There comes a point when everyone has to look within, because there are no answers externally. There is always a way, the universe will always open a door if you can surrender control to it. It’s not an easy journey, but it’s worth it. So worth it.
I’m trying to find my own door. I’m trying to surrender my concerns to the universe, because I have no control over them anyway. The energetic pull is not a sign, it’s just an empathetic feeling I have of the struggle of someone else. It’s a struggle I should not get involved in, again. It demands too much of me.
Still…it’s hard to ignore.
Petitioning the universe, to keep everyone safe, to open the doors that will shine the light, to connect all the dots in everyone’s highest good. Sending love and light.
It is very hard not to act but so necessary, you KNOW it will not be any different, just as i do, I wish it were not so but i too KNOW it is. much love and light to you… M.
Yeah, my actions would only draw me in again, and accomplish nothing. I’m feeling better in the few minutes since I posted this….like the Universe is responding by saying, “Ok, I’ll take it off your hands…and your heart.”
i’m glad you are feeling better, isn’t it odd how the feelings come and go? so strong to give in one minute and so strong to stay away the next…. Fortunately, the moments of strength to stay away are more and more frequent than the moments of weakness. I look at his picture on Facebook, he has a new one and it is really good, and I can’t believe that wonderful face and those beautiful eyes are capable of such cruelty, I have to remind myself every time I look at it or i will cave….. I know, I need to not go and look at his pictures anymore but I haven’t gotten to that point yet… this sucks so much….
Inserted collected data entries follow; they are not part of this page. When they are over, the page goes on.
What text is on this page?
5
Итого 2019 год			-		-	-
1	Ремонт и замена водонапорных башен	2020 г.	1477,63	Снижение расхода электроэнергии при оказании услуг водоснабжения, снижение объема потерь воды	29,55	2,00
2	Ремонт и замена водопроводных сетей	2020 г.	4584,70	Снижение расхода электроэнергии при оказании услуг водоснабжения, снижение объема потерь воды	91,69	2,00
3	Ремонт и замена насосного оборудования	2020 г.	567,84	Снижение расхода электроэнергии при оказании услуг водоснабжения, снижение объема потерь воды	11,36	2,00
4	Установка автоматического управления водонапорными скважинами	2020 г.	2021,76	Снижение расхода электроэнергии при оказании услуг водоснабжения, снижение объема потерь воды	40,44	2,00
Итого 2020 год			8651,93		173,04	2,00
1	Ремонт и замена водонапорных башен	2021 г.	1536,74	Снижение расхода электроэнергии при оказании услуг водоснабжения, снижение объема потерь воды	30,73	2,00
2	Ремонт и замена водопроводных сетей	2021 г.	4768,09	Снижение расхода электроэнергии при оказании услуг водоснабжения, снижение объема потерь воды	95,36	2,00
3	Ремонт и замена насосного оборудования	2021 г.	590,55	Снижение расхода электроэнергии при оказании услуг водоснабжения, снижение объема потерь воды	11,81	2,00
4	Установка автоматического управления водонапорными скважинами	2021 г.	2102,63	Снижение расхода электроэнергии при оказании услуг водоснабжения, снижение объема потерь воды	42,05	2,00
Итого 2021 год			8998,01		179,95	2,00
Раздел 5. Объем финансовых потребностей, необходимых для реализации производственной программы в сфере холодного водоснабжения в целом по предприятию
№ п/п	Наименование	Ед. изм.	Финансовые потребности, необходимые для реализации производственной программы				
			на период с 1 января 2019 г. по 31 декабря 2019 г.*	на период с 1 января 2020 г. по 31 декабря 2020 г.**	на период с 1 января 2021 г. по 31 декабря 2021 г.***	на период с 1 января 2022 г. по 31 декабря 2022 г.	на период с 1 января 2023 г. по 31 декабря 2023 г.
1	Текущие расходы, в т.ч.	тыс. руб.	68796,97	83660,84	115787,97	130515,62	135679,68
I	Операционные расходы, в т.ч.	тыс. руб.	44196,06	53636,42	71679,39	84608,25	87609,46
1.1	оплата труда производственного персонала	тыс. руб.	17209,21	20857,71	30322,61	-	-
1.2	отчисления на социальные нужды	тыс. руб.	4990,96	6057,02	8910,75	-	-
I was deleting his pics, and stopped, this was before when we weren’t talking for 2 months. I stopped, because wth, he was a big part of my life for awhile, and I loved him, love him, and it wasn’t all bad. I decided I didn’t want to delete parts of my life, so I kept a few. But we do have to remind ourselves of what the truth is. Big hugs to you. There is a lot to love about him, just a lot not to love too.